I've seen another project Move Ai. The main different that I see from GRAML, is that they generate from given videos recorded at least from two cameras.

My interest is to train from a video dataset and and classify in categories. Then generate the movements from prompt as you do.

Hope it is clear. I'm really interested in to achieve that. Sorry if I interrupt you

GuyTevet commented 1 year ago

Not at all. So you want to extract (multi-person) joint angles from a single-view camera (e.g. a youtube video), and train on top of this data?

venturaEffect commented 1 year ago

Yes!

From single video camera I found a great project called Radical

  1. The whole idea is to get from a dataset of multi-person videos, the gender and age, race (if possible).
  2. Train the model from the given dataset to respond based on description.
  3. Then add to the "humanoids" shapes the characteristics of provided images from body and face.

I really appreciate your suggestions because you know for sure if it is possible to achieve that using your model or any other who I can contact to get info of how to achieve that.

Again, sorry for taking your time

GuyTevet commented 1 year ago

The motion capture quality looks good judging their demo. I think multi-person could be learned by MDM, some adaptations will be needed for sure. For that, you can take inspiration from prior work in the field, such as the one I sent.

venturaEffect commented 1 year ago

Sorry to interrupt you again 😅

But can't find the link you're referring to.

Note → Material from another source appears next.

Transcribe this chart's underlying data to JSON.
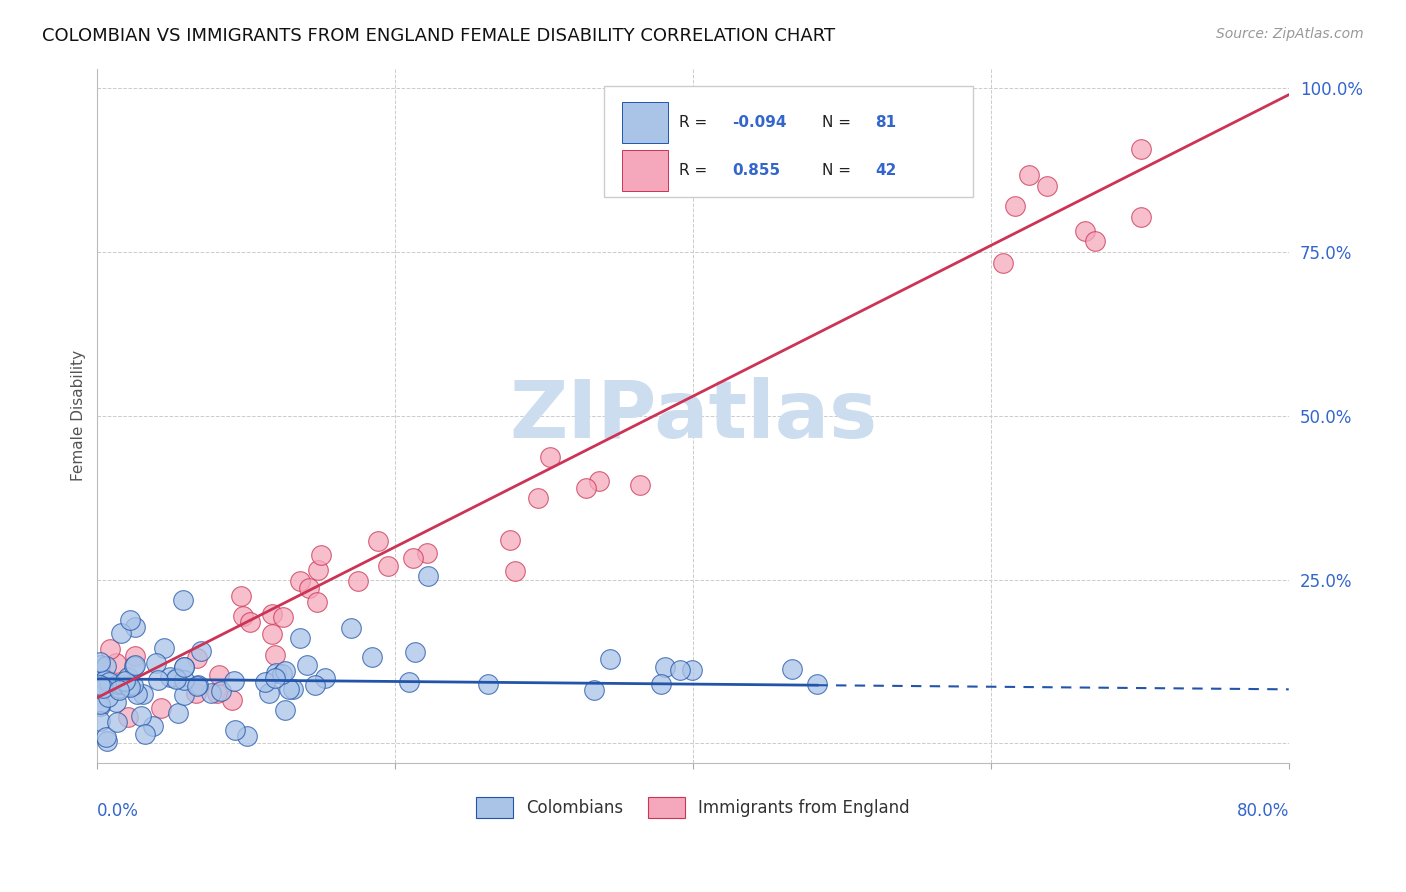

GuyTevet commented 1 year ago

Multi-Person 3D Motion Prediction with Multi-Range Transformers

venturaEffect commented 1 year ago

Thanks for the answer @GuyTevet but I'm not looking for motion predictions, I'm looking to record the movements of humans on a video. After this I want to use this dataset to train a model like yours that giving a prompt it shows the movements. Something like you have done with motion-diffusion-model.

GuyTevet commented 1 year ago

Yup this is possible, just consider that pose estimation algorithms often provide noisy predictions.